Enhancing True Character

The inward adorning of humility and a spirit in harmony with the divine does not diminish our dignity or make us less attractive. On the contrary, it enhances our true character, making us more lovely in the sight of God and others.

Ezekiel 28:17 – “Your heart was proud because of your beauty; you corrupted your wisdom for the sake of your splendor. I cast you to the ground; I exposed you before kings to feast their eyes on you.” This passage, which speaks metaphorically of the King of Tyre, shows how pride in one’s beauty and splendor can lead to downfall.

Galatians 5:22-23 – “But the fruit of the Spirit is love, joy, peace, forbearance, kindness, goodness, faithfulness, gentleness and self-control. Against such things, there is no law.”

The Divine Artistry in Creation

Every aspect of God’s creation speaks to us, magnifying His power and exalting His wisdom. The charms of nature shape our tastes, drawing our appreciation away from human craftsmanship to divine artistry. In recognizing the precious evidence of God’s love in the world around us, we mold our characters by His holy will.

Does that mean cosmetics, accessories, and other material things are bad for a Christian?

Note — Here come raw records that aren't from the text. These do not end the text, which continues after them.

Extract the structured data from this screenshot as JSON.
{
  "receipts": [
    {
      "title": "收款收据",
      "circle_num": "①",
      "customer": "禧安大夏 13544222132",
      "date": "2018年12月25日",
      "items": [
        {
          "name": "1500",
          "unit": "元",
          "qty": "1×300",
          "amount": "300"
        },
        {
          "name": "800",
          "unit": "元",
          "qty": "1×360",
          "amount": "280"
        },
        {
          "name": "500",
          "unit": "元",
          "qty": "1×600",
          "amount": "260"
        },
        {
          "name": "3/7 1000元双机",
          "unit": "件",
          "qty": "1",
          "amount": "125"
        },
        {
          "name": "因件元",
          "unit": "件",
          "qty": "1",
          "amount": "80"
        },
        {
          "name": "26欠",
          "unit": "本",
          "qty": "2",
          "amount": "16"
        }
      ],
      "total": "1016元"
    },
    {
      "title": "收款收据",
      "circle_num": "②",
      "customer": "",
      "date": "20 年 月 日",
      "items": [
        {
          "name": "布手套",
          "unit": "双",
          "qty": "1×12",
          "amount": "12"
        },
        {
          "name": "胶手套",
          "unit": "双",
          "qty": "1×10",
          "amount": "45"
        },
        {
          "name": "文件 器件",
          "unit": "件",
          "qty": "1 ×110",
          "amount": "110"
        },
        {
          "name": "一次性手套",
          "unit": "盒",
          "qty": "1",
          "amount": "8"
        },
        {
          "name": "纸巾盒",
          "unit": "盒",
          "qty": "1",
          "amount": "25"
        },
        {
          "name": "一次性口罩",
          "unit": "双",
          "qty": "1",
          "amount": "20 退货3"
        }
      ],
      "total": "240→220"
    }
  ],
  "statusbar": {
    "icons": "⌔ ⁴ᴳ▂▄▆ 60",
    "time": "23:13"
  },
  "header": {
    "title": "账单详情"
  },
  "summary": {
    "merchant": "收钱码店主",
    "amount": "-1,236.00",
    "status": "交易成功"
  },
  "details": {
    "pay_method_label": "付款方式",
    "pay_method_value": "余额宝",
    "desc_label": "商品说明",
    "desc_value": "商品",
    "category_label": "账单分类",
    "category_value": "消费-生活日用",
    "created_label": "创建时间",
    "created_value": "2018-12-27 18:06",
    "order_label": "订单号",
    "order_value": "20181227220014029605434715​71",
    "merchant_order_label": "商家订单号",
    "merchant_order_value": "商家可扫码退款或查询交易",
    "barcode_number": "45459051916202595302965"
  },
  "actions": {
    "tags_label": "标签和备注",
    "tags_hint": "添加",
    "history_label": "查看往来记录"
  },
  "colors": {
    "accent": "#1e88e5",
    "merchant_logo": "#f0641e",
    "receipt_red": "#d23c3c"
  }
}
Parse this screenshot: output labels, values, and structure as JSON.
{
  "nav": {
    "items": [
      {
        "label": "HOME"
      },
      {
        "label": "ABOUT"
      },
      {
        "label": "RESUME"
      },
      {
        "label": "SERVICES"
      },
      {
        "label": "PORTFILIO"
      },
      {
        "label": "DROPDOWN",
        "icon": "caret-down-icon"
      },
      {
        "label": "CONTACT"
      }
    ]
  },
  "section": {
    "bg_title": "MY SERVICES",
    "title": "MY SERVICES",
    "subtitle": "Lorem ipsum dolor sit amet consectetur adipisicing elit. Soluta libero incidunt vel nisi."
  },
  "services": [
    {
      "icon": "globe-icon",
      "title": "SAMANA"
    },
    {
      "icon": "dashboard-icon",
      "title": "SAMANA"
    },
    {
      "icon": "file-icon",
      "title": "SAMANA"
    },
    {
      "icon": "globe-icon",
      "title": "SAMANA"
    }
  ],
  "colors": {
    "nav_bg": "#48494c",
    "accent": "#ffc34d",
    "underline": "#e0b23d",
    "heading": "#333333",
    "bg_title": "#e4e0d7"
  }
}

Some might argue that following the Bible means abandoning cosmetics, clothing, apparel, accessories, and other beautification practices altogether. However, this is not necessarily the case. The Bible emphasizes inner beauty, prioritizing qualities like kindness, humility, and righteousness. This focus doesn’t mean rejecting all forms of physical beautification; instead, it encourages us to value inner virtues above outward appearances.

A balanced approach is crucial. Using these practices for self-care and personal expression is acceptable, provided they don’t become obsessions or overshadow the importance of inner qualities. Historical and cultural contexts, including biblical times, show that adornment and grooming were standard practices. The critical issue is ensuring these do not lead to vanity or distract from more meaningful values.

These forms of self-expression and creativity can enhance self-confidence without becoming the sole focus. The Bible’s call to respect our bodies as temples of God supports taking care of our appearance respectfully and balanced.

It means maintaining perspective and ensuring these practices complement rather than dominate our focus on inner beauty and virtuous living.

Why choose Biblical Beauty standards? 

When people argue that modern beauty standards are just a part of societal progress, it’s essential to understand why looking to the Bible for beauty standards is valuable.

The Bible focuses on inner values. It emphasizes qualities like kindness, humility, and righteousness over physical appearance. This shift from valuing looks to valuing character helps people appreciate themselves for who they are, not just how they look.

Biblical principles help resist societal pressure. Modern media often promotes harmful and unrealistic beauty ideals. By adhering to biblical standards, individuals can protect their mental and emotional health from these negative influences.

Biblical beauty standards are timeless. Unlike society’s constantly changing trends, biblical principles remain consistent and enduring. They offer a stable, unchanging perspective on what it means to be truly beautiful.

The Bible promotes a holistic view of beauty. It includes spiritual and moral dimensions, encouraging a balanced and integrated sense of self. This is far more fulfilling than a narrow focus on physical appearance alone.

Finally, understanding biblical beauty standards provides cultural and historical insight. It helps us see how beauty ideals have evolved and guide us in thinking more deeply about today’s issues.

So, while modern beauty standards might seem like progress, the Bible offers a more meaningful and stable understanding of beauty that goes beyond mere physical.